Agar tidak hilang arah, segera tentukan tujuan finansial yang ingin kamu capai sesaat setelah diterima kerja. Cobalah untuk membuat tujuan finansial jangka pendek terlebih dahulu.
Misal, dalam tiga bulan ke depan, kamu harus punya tabungan sebesar Rp 5 juta. Dari tujuan tersebut, tentukan langkah apa yang ingin diambil untuk mencapainya. Mulai dari mencari penghasilan tambahan hingga mengalokasikan beberapa persen dari gaji untuk tabungan hingga tujuan tersebut tercapai.

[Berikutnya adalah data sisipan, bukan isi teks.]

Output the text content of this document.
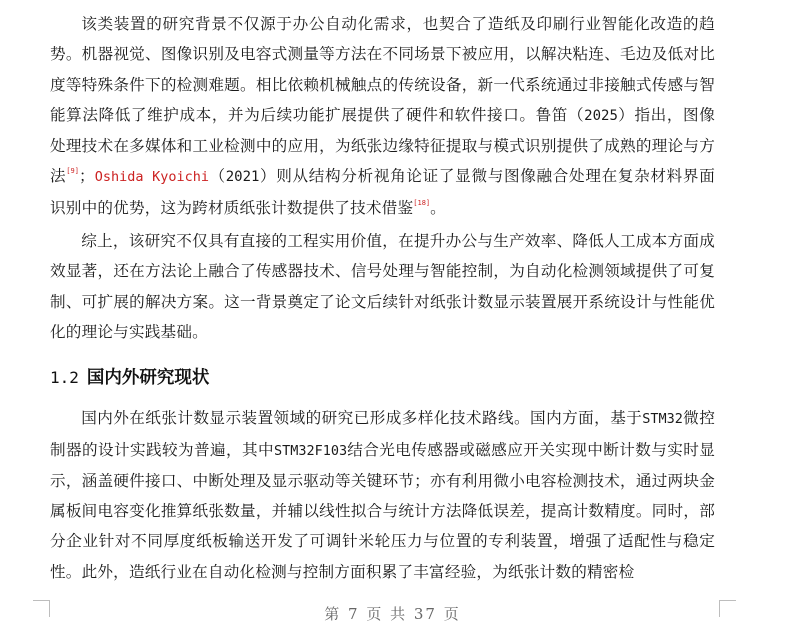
该类装置的研究背景不仅源于办公自动化需求，也契合了造纸及印刷行业智能化改造的趋势。机器视觉、图像识别及电容式测量等方法在不同场景下被应用，以解决粘连、毛边及低对比度等特殊条件下的检测难题。相比依赖机械触点的传统设备，新一代系统通过非接触式传感与智能算法降低了维护成本，并为后续功能扩展提供了硬件和软件接口。鲁笛（2025）指出，图像处理技术在多媒体和工业检测中的应用，为纸张边缘特征提取与模式识别提供了成熟的理论与方法[9]；Oshida Kyoichi（2021）则从结构分析视角论证了显微与图像融合处理在复杂材料界面识别中的优势，这为跨材质纸张计数提供了技术借鉴[18]。

综上，该研究不仅具有直接的工程实用价值，在提升办公与生产效率、降低人工成本方面成效显著，还在方法论上融合了传感器技术、信号处理与智能控制，为自动化检测领域提供了可复制、可扩展的解决方案。这一背景奠定了论文后续针对纸张计数显示装置展开系统设计与性能优化的理论与实践基础。

1.2 国内外研究现状

国内外在纸张计数显示装置领域的研究已形成多样化技术路线。国内方面，基于STM32微控制器的设计实践较为普遍，其中STM32F103结合光电传感器或磁感应开关实现中断计数与实时显示，涵盖硬件接口、中断处理及显示驱动等关键环节；亦有利用微小电容检测技术，通过两块金属板间电容变化推算纸张数量，并辅以线性拟合与统计方法降低误差，提高计数精度。同时，部分企业针对不同厚度纸板输送开发了可调针米轮压力与位置的专利装置，增强了适配性与稳定性。此外，造纸行业在自动化检测与控制方面积累了丰富经验，为纸张计数的精密检

第 7 页 共 37 页
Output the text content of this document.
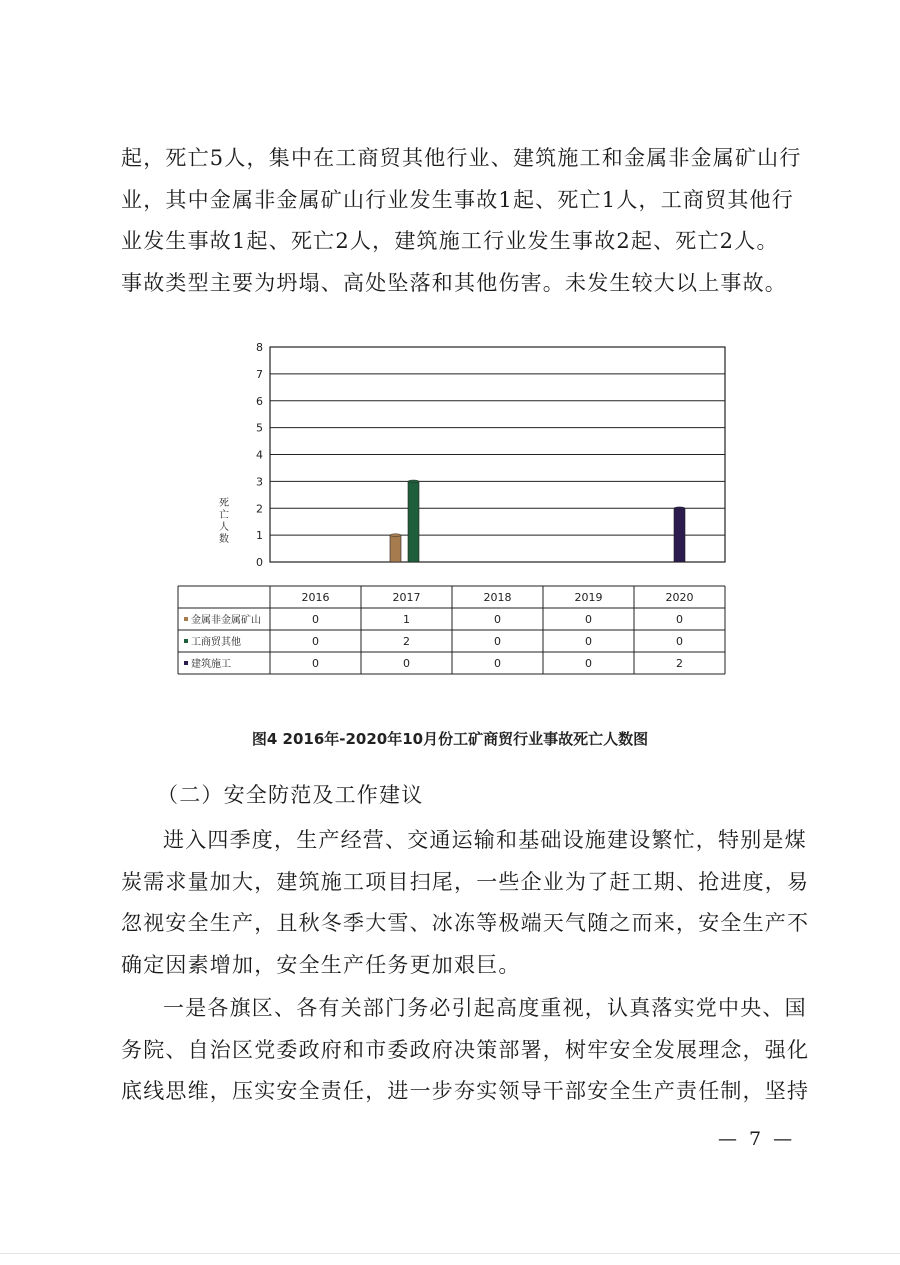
起，死亡5人，集中在工商贸其他行业、建筑施工和金属非金属矿山行
业，其中金属非金属矿山行业发生事故1起、死亡1人，工商贸其他行
业发生事故1起、死亡2人，建筑施工行业发生事故2起、死亡2人。
事故类型主要为坍塌、高处坠落和其他伤害。未发生较大以上事故。

0
1
2
3
4
5
6
7
8
死
亡
人
数
2016	2017	2018	2019	2020
金属非金属矿山	0	1	0	0	0
工商贸其他	0	2	0	0	0
建筑施工	0	0	0	0	2
图4 2016年-2020年10月份工矿商贸行业事故死亡人数图

（二）安全防范及工作建议

进入四季度，生产经营、交通运输和基础设施建设繁忙，特别是煤
炭需求量加大，建筑施工项目扫尾，一些企业为了赶工期、抢进度，易
忽视安全生产，且秋冬季大雪、冰冻等极端天气随之而来，安全生产不
确定因素增加，安全生产任务更加艰巨。

一是各旗区、各有关部门务必引起高度重视，认真落实党中央、国
务院、自治区党委政府和市委政府决策部署，树牢安全发展理念，强化
底线思维，压实安全责任，进一步夯实领导干部安全生产责任制，坚持

— 7 —
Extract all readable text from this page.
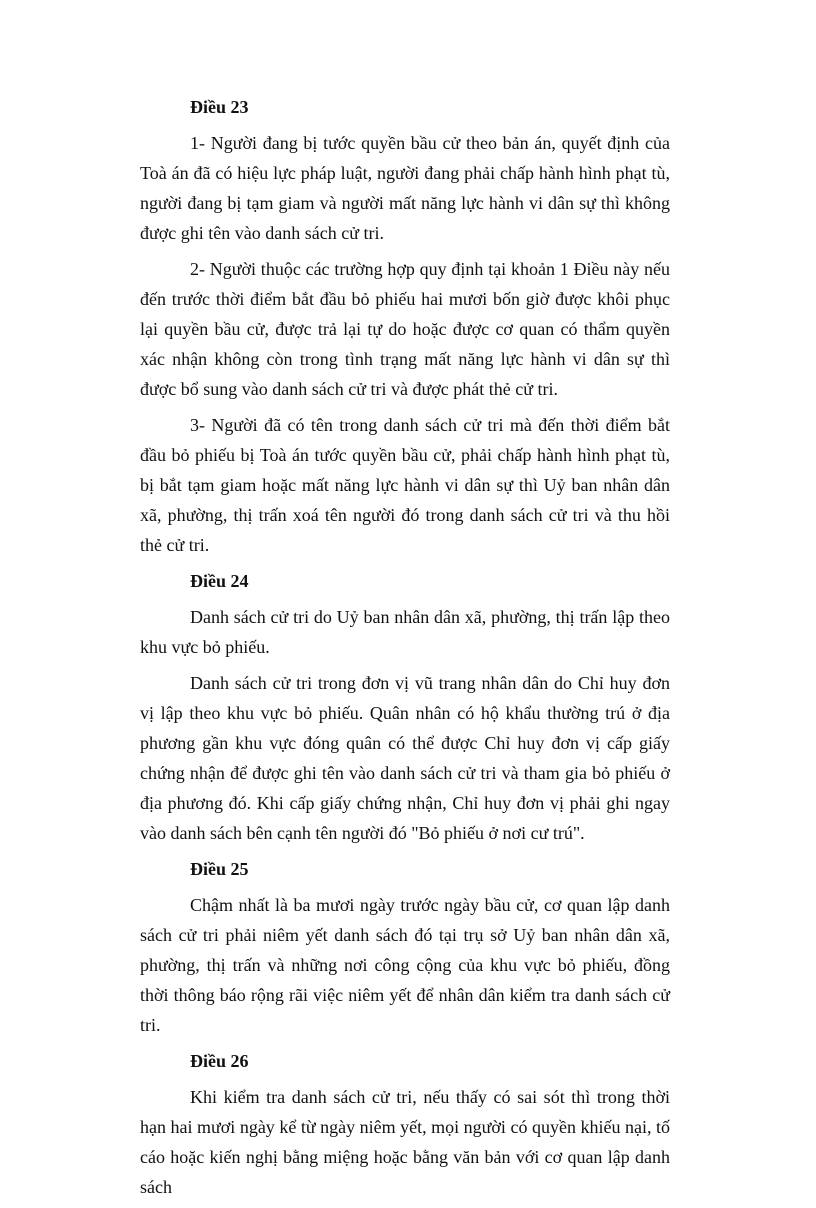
Điều 23

1- Người đang bị tước quyền bầu cử theo bản án, quyết định của Toà án đã có hiệu lực pháp luật, người đang phải chấp hành hình phạt tù, người đang bị tạm giam và người mất năng lực hành vi dân sự thì không được ghi tên vào danh sách cử tri.

2- Người thuộc các trường hợp quy định tại khoản 1 Điều này nếu đến trước thời điểm bắt đầu bỏ phiếu hai mươi bốn giờ được khôi phục lại quyền bầu cử, được trả lại tự do hoặc được cơ quan có thẩm quyền xác nhận không còn trong tình trạng mất năng lực hành vi dân sự thì được bổ sung vào danh sách cử tri và được phát thẻ cử tri.

3- Người đã có tên trong danh sách cử tri mà đến thời điểm bắt đầu bỏ phiếu bị Toà án tước quyền bầu cử, phải chấp hành hình phạt tù, bị bắt tạm giam hoặc mất năng lực hành vi dân sự thì Uỷ ban nhân dân xã, phường, thị trấn xoá tên người đó trong danh sách cử tri và thu hồi thẻ cử tri.

Điều 24

Danh sách cử tri do Uỷ ban nhân dân xã, phường, thị trấn lập theo khu vực bỏ phiếu.

Danh sách cử tri trong đơn vị vũ trang nhân dân do Chỉ huy đơn vị lập theo khu vực bỏ phiếu. Quân nhân có hộ khẩu thường trú ở địa phương gần khu vực đóng quân có thể được Chỉ huy đơn vị cấp giấy chứng nhận để được ghi tên vào danh sách cử tri và tham gia bỏ phiếu ở địa phương đó. Khi cấp giấy chứng nhận, Chỉ huy đơn vị phải ghi ngay vào danh sách bên cạnh tên người đó "Bỏ phiếu ở nơi cư trú".

Điều 25

Chậm nhất là ba mươi ngày trước ngày bầu cử, cơ quan lập danh sách cử tri phải niêm yết danh sách đó tại trụ sở Uỷ ban nhân dân xã, phường, thị trấn và những nơi công cộng của khu vực bỏ phiếu, đồng thời thông báo rộng rãi việc niêm yết để nhân dân kiểm tra danh sách cử tri.

Điều 26

Khi kiểm tra danh sách cử tri, nếu thấy có sai sót thì trong thời hạn hai mươi ngày kể từ ngày niêm yết, mọi người có quyền khiếu nại, tố cáo hoặc kiến nghị bằng miệng hoặc bằng văn bản với cơ quan lập danh sách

5. Memiliki mindset 'gaji itu harus dihabiskan'
Ada juga fresh graduate dengan tipe yang sangat menikmati hidup. Saking menikmatinya, orang ini berpikiran bahwa gaji bulan ini harus dihabiskan, karena bulan depan bisa mendapatkannya lagi. Jika kamu masih mempunyai pemikiran seperti ini, segera hentikan ya!
Apalagi di tengah pandemi seperti sekarang, kamu tidak tahu apa yang akan terjadi besok. Bisa jadi perusahaan bangkrut hingga kamu dipecat. Bukankah kita tidak pernah bisa memprediksi masa depan?

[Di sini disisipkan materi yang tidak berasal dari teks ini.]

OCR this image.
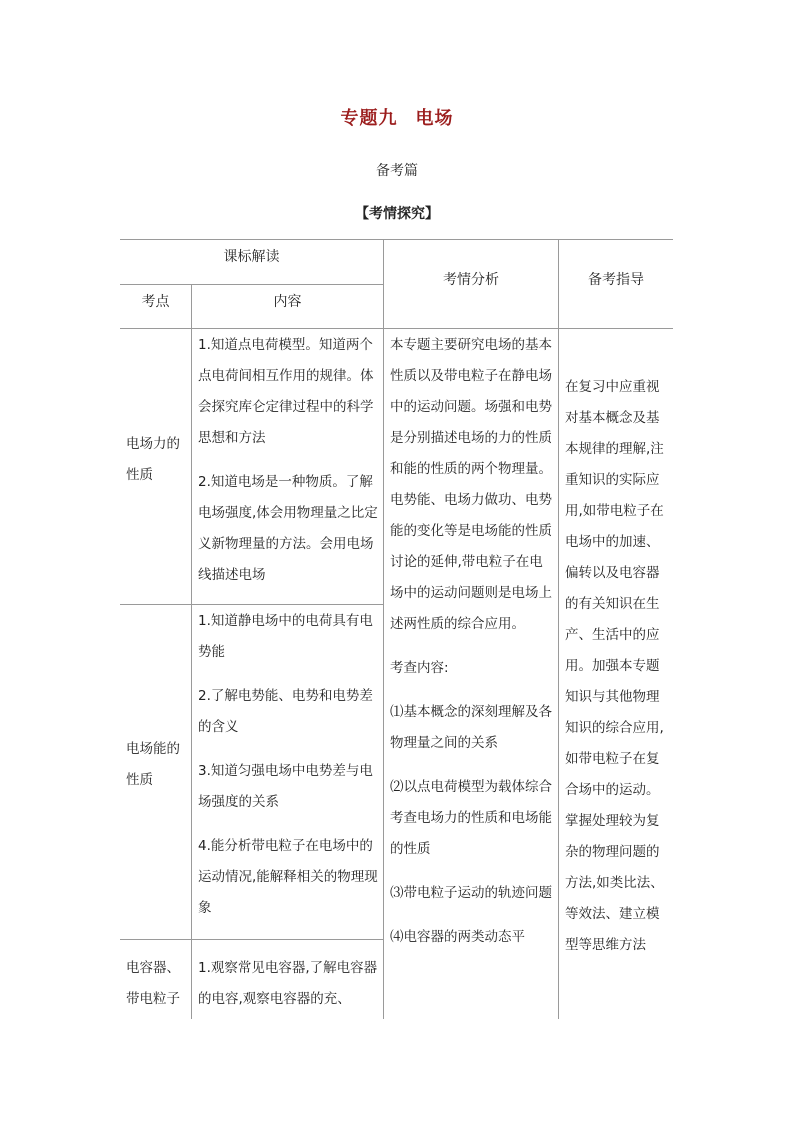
专题九 电场
备考篇
【考情探究】
课标解读
考点	内容
考情分析	备考指导
电场力的
性质

1.知道点电荷模型。知道两个点电荷间相互作用的规律。体会探究库仑定律过程中的科学思想和方法

2.知道电场是一种物质。了解电场强度,体会用物理量之比定义新物理量的方法。会用电场线描述电场

电场能的
性质

1.知道静电场中的电荷具有电势能

2.了解电势能、电势和电势差的含义

3.知道匀强电场中电势差与电场强度的关系

4.能分析带电粒子在电场中的运动情况,能解释相关的物理现象

电容器、
带电粒子

1.观察常见电容器,了解电容器的电容,观察电容器的充、

本专题主要研究电场的基本性质以及带电粒子在静电场中的运动问题。场强和电势是分别描述电场的力的性质和能的性质的两个物理量。电势能、电场力做功、电势能的变化等是电场能的性质讨论的延伸,带电粒子在电场中的运动问题则是电场上述两性质的综合应用。

考查内容:

⑴基本概念的深刻理解及各物理量之间的关系

⑵以点电荷模型为载体综合考查电场力的性质和电场能的性质

⑶带电粒子运动的轨迹问题

⑷电容器的两类动态平

在复习中应重视对基本概念及基本规律的理解,注重知识的实际应用,如带电粒子在电场中的加速、偏转以及电容器的有关知识在生产、生活中的应用。加强本专题知识与其他物理知识的综合应用,如带电粒子在复合场中的运动。掌握处理较为复杂的物理问题的方法,如类比法、等效法、建立模型等思维方法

Nah, itulah 5 kesalahan pengelolaan keuangan paling umum yang kerap menimpa fresh graduate. Memang, setiap orang memiliki pemikiran masing-masing, serta memiliki hak bagaimana mengelola keuangannya.
Namun, sangat disayangkan bila kamu konsumtif dan tidak memikirkan jangka panjang. Jangan sampai kecerobohan dalam mengatur finansial, berujung penyesalan di kemudian hari, ya!